This last summer I was passing through Washington DC on my way out west; and during my layover I took a few hours to visit with an old friend. It was a warm summer morning as we sat on the outside furniture of the hotel patio drinking coffee and talking, as we always do, about topics far and wide. That day we kept circling back to the same theme, the wasteland that America’s literary scene has become. Oh, I don’t mean there aren’t writers – there are more than ever. And I don’t mean there isn’t talent, that is always there; even in such unlikely places as oxygen-less soviet Russia.
Our remunerations were more on the nouveau aloneness of writing.
Gone are the days of a hungover Hemingway wandering into “Shakespeare and Company” to commiserate with Ezra Pound and Sylvia Beach; the smell of pigeon still on his breath.
Accidentally bumping into Paul Gauguin and Henry Matisse beside the Seine painting over-and-over again the same foul waters. Fighting with F. Scott Fitzgerald over prose. Taking an angry drive down to the Riviera to drink absinthe as an excuse for the madness and the folly of those times; all sponsored by the powerful, rich yet colorless aristocrats who subsidized the erratic lives of those authors and artists as a way to enliven their own dull lives.
Where can I find the pub where those of us who want to can go listen to C.S. Lewis and J.R.R. Tolkien as they get drunk on warm English beer and argue about religion and faith and its role in literature?

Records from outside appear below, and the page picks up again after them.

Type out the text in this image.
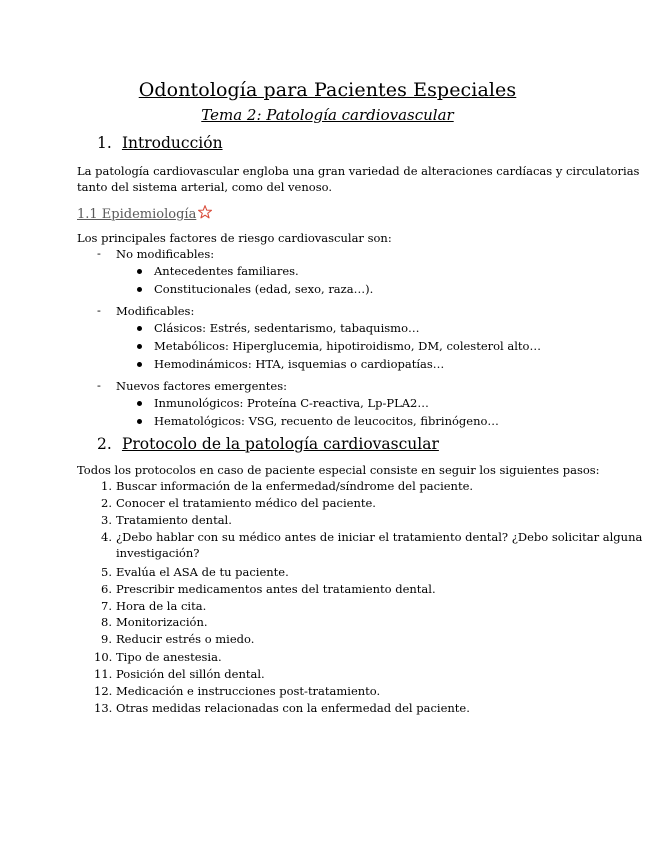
Odontología para Pacientes Especiales
Tema 2: Patología cardiovascular
1. Introducción
La patología cardiovascular engloba una gran variedad de alteraciones cardíacas y circulatorias
tanto del sistema arterial, como del venoso.
1.1 Epidemiología
Los principales factores de riesgo cardiovascular son:
- No modificables:
Antecedentes familiares.
Constitucionales (edad, sexo, raza…).
- Modificables:
Clásicos: Estrés, sedentarismo, tabaquismo…
Metabólicos: Hiperglucemia, hipotiroidismo, DM, colesterol alto…
Hemodinámicos: HTA, isquemias o cardiopatías…
- Nuevos factores emergentes:
Inmunológicos: Proteína C-reactiva, Lp-PLA2…
Hematológicos: VSG, recuento de leucocitos, fibrinógeno…
2. Protocolo de la patología cardiovascular
Todos los protocolos en caso de paciente especial consiste en seguir los siguientes pasos:
1. Buscar información de la enfermedad/síndrome del paciente.
2. Conocer el tratamiento médico del paciente.
3. Tratamiento dental.
4. ¿Debo hablar con su médico antes de iniciar el tratamiento dental? ¿Debo solicitar alguna
investigación?
5. Evalúa el ASA de tu paciente.
6. Prescribir medicamentos antes del tratamiento dental.
7. Hora de la cita.
8. Monitorización.
9. Reducir estrés o miedo.
10. Tipo de anestesia.
11. Posición del sillón dental.
12. Medicación e instrucciones post-tratamiento.
13. Otras medidas relacionadas con la enfermedad del paciente.
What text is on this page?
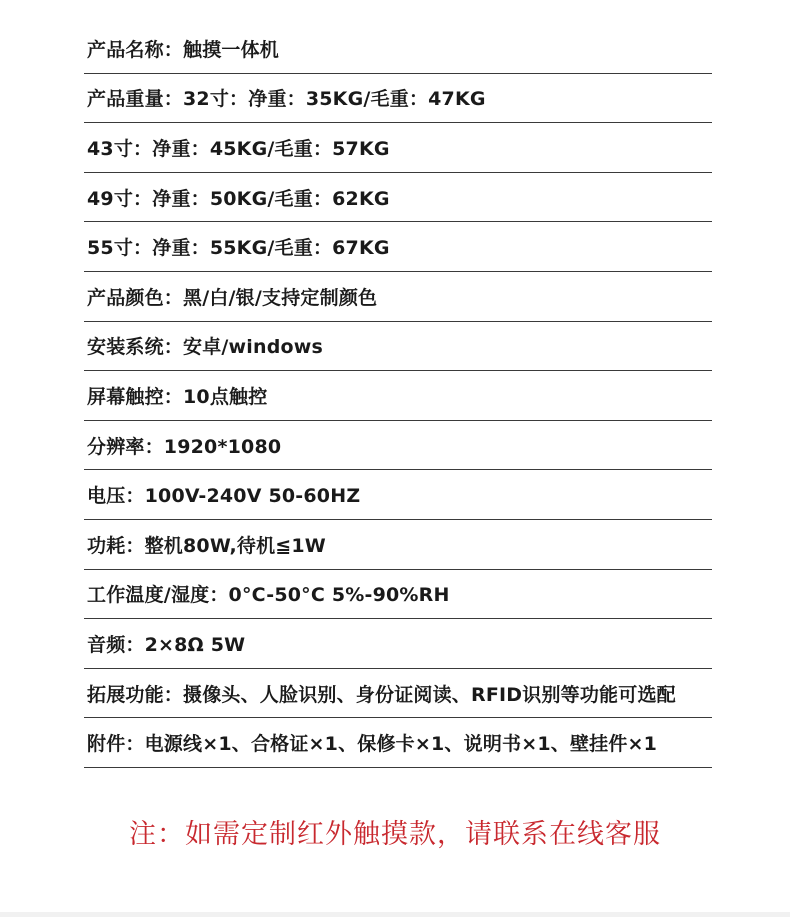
产品名称：触摸一体机
产品重量：32寸：净重：35KG/毛重：47KG
43寸：净重：45KG/毛重：57KG
49寸：净重：50KG/毛重：62KG
55寸：净重：55KG/毛重：67KG
产品颜色：黑/白/银/支持定制颜色
安装系统：安卓/windows
屏幕触控：10点触控
分辨率：1920*1080
电压：100V-240V 50-60HZ
功耗：整机80W,待机≦1W
工作温度/湿度：0°C-50°C 5%-90%RH
音频：2×8Ω 5W
拓展功能：摄像头、人脸识别、身份证阅读、RFID识别等功能可选配
附件：电源线×1、合格证×1、保修卡×1、说明书×1、壁挂件×1
注：如需定制红外触摸款，请联系在线客服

Alas, the answer is unsatisfying. Because nowadays that contest happens on social media. Creepy people stalking each other in “Secret” Facebook group pages, hitting ‘like’ as the greatest expression of our artistic passion – or that new little frowny face as the ultimate articulation of our rage. Authors are famous for their emotional outbursts – are they not? Dramatically hitting “frowny, frowny, frowny” as our definitive act of antimony. Crawling out of bed in our tiny condos to walk over and switch on the laptop, stopping for a bowl of Cheerios before we dive into our online worlds; sigh. I have become nostalgic for the days of dressing up, elegant balls and late-night trysts and the midnight motorcar rides with like-minded enemies; Mario Vargas Llosa and Gabriel Garcia Marquez drunkenly brawling in a Madrid bar – never to speak again.
And I think of my other virtual author ‘friends’, who I’m sure would agree with my assertion that our generation’s Belle Époque sucks. They, I’m sure, also ask that most prescient of questions: where are the generous sponsors of art-for-arts-sake? The nobles and aristocrats and elites whose drawing rooms overflowed with novelists and poets in the books of W. Somerset Maugham? The answer – such as it is – is that now they fund politics, the rich colorless people do. The Koch brothers supporting cardboard online ‘journals’ and George Soros pouring money into amplifying the whines and temper-tantrums of the unenlightened. To be sure, the government hasn’t helped – not that it should. Filling out those online applications for funding at the ironically named “National Endowment for the Arts” where my application, filled out in triplicate upon carbon paper and stamped with the appropriate seals and signatures, is analyzed by a bureaucrat for whether I am of the requisite gender, race, minority and political background to be considered. As if a government bureaucrat can identify art; as if that’s what the government should be doing in the first place.
To say nothing of the “publishing houses” that produce volume after volume of Clive Cussler and Dan Brown for the lining of their pockets and at the expense of the next generation of great American novels. Is there anywhere for us to go, in a generation where the world’s greatest literary prize, the Nobel, is gifted to a wealthy peddler of three-minute-jingles? I often wonder if Alexander Solzhenitsyn and Edgar Allen Poe and Jean Paul Sartre would have made it in the world of Harry Potter?
Back to my friend – invariably our conversation drifted into the territory of ‘what-ifs’ and ‘if only’. I do have a ‘what if’, perhaps it’s actually more of an ‘if only’. So here goes: there’s a remarkable hotel in the foothills of the Venezuelan Andes. At about 12,000 feet, it was built in the 1600s by the Franciscans as a monastery and a refuge for travelers, sitting as it does equidistant between the sweltering valley below and the great colonial city of Merida; upon a footpath that was haunted by the ancient ghosts of that old place, making night travel impossible. The wary travelers would move expeditiously up the path to wait out the perilous night under the protection of the monks; then on they would go the next morning. It is a magical place.
Such an impact did it have on my imagination that it figures prominently in my 2nd novel, “The Burning of San Porfirio”.
‘If only’ I sold ten million novels, or a movie was made of “Lords of Misrule”. If only I had the wherewithal to sponsor my own époque; I’d buy that monastery and turn it into the epicenter of a new literary movement – we’d call it the époque de liberté. Sitting around the wood-paneled bar at the ceiling of the world nestled in a crevice in the Andes, fighting out the ideas of liberalism and talent and authority – faith and freedom and religion. ‘If only’, of course, Venezuela itself hadn’t become a totalitarian dictatorship.